Prychnęłam, słysząc słowa basiora, jednocześnie ani na moment nie
spuściłam wzroku z tej, eee..Pryii? Tak, chyba tak miała na imię.
~Kyrii, Karo.-Podpowiedziała cicho Molly. Jej głos zdawał się drżeć. Nie
wierzę, przestraszyła się tej nędznej karykatury porcelanowej lalki?!
~To nieistotne!-Warknęłam, lekko sflustrowana. “Zwiewaj jak najprędzej,
jasne?” Za kogo on mnie brał?! Nie byłam już małym szczenięciem, na
które trzeba było uważać na każdym kroku nawet, jeśli nie byłam jakoś
świetnie zbudowana. A tymi słowami towarzysz jedynie sprowokował mnie do
pokazania, że nie mam zamiaru zwiewać z podkulonym ogonem.

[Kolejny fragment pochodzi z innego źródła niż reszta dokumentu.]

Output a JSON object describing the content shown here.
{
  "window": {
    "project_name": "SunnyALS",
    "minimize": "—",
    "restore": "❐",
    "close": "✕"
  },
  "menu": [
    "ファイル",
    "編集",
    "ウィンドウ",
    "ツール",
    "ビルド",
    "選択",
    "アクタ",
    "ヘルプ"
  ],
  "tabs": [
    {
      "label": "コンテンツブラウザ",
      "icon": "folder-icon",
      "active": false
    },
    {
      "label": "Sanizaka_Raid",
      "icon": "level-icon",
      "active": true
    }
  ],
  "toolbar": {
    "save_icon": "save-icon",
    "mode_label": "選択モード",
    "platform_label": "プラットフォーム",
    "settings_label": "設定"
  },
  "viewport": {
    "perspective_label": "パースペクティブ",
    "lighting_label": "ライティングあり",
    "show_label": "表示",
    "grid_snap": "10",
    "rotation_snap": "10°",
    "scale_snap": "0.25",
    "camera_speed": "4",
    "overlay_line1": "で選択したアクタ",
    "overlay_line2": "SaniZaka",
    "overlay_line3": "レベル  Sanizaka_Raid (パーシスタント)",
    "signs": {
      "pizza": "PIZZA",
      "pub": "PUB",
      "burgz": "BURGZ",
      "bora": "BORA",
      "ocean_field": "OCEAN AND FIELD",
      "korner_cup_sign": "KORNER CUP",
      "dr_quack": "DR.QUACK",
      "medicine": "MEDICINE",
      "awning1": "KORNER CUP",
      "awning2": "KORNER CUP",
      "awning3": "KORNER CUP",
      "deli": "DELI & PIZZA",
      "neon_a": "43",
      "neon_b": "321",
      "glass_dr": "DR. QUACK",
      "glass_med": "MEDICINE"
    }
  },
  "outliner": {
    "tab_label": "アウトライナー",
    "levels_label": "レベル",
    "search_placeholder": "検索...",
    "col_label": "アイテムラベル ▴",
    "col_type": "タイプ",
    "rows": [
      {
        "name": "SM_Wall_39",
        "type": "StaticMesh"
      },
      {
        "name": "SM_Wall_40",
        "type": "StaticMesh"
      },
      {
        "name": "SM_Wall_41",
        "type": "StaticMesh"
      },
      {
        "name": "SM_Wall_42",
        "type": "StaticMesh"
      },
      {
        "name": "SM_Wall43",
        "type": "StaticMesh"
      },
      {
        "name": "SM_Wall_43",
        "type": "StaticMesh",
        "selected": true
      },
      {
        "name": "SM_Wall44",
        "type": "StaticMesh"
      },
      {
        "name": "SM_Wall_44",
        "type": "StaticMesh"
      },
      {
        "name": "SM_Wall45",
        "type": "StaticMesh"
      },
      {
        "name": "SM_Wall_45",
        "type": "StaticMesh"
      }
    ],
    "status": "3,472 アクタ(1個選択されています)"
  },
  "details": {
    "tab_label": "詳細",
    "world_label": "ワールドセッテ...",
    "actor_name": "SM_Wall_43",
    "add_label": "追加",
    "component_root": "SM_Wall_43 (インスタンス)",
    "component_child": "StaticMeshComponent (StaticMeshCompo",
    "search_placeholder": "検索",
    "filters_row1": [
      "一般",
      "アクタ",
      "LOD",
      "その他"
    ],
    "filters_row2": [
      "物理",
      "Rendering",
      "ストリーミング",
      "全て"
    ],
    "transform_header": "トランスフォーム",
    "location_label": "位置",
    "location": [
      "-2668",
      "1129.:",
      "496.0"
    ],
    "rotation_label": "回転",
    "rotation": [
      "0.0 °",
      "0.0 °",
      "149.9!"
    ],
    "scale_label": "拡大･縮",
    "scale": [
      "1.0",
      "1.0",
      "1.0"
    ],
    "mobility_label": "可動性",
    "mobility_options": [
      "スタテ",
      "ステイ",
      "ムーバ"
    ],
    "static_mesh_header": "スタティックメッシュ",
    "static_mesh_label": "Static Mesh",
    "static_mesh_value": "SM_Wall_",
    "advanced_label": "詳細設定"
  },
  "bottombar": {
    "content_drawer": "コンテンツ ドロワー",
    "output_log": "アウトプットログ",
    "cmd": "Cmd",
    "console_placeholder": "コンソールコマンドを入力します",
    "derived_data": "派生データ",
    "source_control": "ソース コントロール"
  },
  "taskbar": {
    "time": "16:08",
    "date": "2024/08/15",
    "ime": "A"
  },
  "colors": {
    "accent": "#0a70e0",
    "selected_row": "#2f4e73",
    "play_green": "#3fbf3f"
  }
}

Mocno
przejechałam pazurami po parkiecie, wywołując przy tym kaleczące w uszy
zgrzytanie. Obca skrzywiła się jeszcze bardziej, niż wcześniej,
-Wynoście się stąd!-Syknęła ze złością.-Jeszcze trochę i sama was wyprowadzę!-Zagroziła. Zaśmiałam się, słysząc to.
-Ja śnię, czy próbujesz nas zastraszyć?-Zapytałam z szerokim
uśmieszkiem.-No dalej, wyprowadź nas stąd, czuję, że mi się to
spodoba!-Nasza rozmówczyni zdawała się ponownie przybierać swoją
mroczniejszą formę.
-Zobaczymy, czy będziesz tak chichotać jak już z tobą
skończę!-Wycedziła. Miałam wrażenie, że cała porcelanowa skóra Kiry
spływa na podłoże, tworząc wokół niej kałużę przypominającą stop metalu.
~Kyrii. Ona ma na imię Kyria.-Moja towarzyszka nadal usilnie trzymała
przy swoim, jak by to był najistotniejszy element całej tej sytuacji.
Nie wiedziałam, czy się śmiać, czy płakać, domyśliłam się jednak, że był
to dla niej punkt zaczepienia. Przez to mogła chociaż na moment nie
myśleć o tym, jaką aurę rozsiewała ta kobieta.
~Jak dla mnie może się nawet nazywać Barbie..-Mruknęłam na tę uwagę.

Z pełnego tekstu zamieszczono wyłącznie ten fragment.